Flag Sequence Set Design for Low-Complexity Delay-Doppler Estimation
Lingsheng Meng, Yong Liang Guan, Yao Ge, Zilong Liu
TL;DR
The paper tackles low-complexity delay-Doppler estimation by designing Flag sequences with peak-curtain AAFs for arbitrary lengths, overcoming prime-length limits of prior work. It introduces Curtain sequence sets built from discrete chirps to achieve ideal curtain AAFs and zero/near-zero CAFs within the operation zone, enabling Flag sequence sets of any length. Two AWImSL-based optimization problems (asymmetric and symmetric reference designs) are solved via accelerated parallel majorization-minimization (AP-MM) algorithms, achieving significantly lower sidelobes and better peak isolation than the traditional HWS baseline.
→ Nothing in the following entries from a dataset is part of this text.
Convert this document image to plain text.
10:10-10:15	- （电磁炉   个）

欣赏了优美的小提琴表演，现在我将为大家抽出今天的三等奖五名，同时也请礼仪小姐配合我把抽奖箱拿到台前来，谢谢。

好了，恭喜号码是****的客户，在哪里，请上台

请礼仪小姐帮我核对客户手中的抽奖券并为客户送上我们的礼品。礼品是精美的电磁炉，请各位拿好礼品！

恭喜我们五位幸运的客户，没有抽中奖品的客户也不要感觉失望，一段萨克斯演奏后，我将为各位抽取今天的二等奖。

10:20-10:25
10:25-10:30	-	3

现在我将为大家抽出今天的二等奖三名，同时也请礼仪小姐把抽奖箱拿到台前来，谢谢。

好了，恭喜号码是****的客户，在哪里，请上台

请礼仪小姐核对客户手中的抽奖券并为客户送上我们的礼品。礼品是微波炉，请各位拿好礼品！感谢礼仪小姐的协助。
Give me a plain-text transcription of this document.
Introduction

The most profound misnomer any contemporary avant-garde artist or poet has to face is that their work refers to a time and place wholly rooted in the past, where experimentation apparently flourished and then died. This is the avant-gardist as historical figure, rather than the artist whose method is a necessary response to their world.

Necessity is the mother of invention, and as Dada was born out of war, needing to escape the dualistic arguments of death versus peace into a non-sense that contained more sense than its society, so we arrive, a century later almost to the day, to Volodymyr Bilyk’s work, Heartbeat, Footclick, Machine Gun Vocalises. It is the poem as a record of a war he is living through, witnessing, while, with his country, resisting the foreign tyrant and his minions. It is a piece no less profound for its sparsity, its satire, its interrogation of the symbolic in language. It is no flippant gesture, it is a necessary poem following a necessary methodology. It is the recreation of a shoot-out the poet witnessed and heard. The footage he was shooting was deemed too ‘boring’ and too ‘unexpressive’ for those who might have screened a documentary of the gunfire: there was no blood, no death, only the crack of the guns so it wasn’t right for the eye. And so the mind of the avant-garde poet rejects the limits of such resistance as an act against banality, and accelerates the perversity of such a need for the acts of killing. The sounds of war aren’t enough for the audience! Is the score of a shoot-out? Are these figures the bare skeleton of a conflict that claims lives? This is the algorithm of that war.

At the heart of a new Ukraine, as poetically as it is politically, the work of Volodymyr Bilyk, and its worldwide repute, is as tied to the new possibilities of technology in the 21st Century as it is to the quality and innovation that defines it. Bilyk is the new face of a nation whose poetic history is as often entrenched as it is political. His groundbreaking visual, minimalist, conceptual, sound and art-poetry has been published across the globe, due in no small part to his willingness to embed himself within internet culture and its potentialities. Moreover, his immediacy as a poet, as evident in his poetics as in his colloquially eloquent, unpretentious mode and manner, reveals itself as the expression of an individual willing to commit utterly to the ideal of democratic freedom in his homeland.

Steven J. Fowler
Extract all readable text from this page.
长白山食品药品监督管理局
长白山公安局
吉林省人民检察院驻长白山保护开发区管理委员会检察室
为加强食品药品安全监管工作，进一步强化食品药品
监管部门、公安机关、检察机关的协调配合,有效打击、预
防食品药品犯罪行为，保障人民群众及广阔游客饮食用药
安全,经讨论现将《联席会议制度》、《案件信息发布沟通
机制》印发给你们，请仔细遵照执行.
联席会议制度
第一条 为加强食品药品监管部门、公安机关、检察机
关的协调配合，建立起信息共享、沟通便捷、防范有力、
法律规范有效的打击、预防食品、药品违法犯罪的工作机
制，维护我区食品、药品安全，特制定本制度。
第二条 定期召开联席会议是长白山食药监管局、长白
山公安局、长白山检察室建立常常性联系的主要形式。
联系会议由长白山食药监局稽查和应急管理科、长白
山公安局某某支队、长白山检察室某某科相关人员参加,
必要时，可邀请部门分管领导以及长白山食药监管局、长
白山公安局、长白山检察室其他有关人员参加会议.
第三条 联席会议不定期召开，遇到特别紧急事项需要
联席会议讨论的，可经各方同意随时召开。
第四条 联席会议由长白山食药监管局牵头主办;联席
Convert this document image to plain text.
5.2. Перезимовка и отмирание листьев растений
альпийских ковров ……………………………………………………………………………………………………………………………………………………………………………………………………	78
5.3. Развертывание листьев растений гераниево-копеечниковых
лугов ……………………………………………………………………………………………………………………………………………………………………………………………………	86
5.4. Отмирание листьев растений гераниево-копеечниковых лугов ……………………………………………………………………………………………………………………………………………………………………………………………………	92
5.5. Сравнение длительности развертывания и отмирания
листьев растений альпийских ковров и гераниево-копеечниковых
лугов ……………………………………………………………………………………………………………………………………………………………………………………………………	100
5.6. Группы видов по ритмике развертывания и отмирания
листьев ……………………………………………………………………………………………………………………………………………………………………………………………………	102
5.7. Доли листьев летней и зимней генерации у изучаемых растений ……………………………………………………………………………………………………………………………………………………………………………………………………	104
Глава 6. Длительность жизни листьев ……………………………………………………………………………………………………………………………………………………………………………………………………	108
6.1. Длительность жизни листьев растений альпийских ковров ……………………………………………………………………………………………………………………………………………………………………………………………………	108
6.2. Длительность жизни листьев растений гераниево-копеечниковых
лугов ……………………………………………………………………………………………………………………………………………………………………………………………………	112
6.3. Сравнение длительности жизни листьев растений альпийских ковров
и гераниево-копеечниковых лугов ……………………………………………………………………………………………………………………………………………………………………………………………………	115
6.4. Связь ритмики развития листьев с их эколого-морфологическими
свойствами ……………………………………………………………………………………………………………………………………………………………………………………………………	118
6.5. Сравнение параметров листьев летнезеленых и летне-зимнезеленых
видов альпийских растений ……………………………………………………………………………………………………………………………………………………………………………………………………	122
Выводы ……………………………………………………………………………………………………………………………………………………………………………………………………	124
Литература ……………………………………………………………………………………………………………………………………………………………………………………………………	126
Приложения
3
Numerical results show NWImSL, PMmSR, and estimation performance approaching CRLB/SB at high SNR, with asymmetric designs offering the best trade-off between design flexibility and detection accuracy, suggesting strong practical impact for radar, communications, and ISAC systems.
Abstract
This paper studies Flag sequences for low-complexity delay-Doppler estimation by exploiting their distinctive peak-curtain ambiguity functions (AFs). Unlike the existing Flag sequence designs that are limited to prime lengths and periodic auto-AFs, we aim to design Flag sequence sets of arbitrary lengths with low (nontrivial) periodic/aperiodic auto- and cross-AFs. Since every Flag sequence consists of a Curtain sequence and a Peak sequence, we first investigate the algebraic design of Curtain sequence sets of arbitrary lengths. Our proposed design gives rise to novel Curtain sequence sets with ideal curtain auto-AFs and zero/near-zero cross-AFs within the delay-Doppler zone of operation. Leveraging these Curtain sequence sets, two optimization problems are formulated to minimize the weighted integrated masked sidelobe level (WImSL) of the Flag sequence set. Accelerated parallel partially majorization-minimization algorithms are proposed to jointly optimize the transmit Flag sequences and symmetric/asymmetric reference sequences stored in the receiver. Simulations demonstrate that our proposed Flag sequences lead to improved WImSL and peak-to-max-masked-sidelobe ratio compared with the existing Flag sequences. Additionally, our Flag sequences under the Flag method exhibit Mean Squared Errors that approach the Cramér-Rao lower bound and the sampling bound at high signal-to-noise power ratios.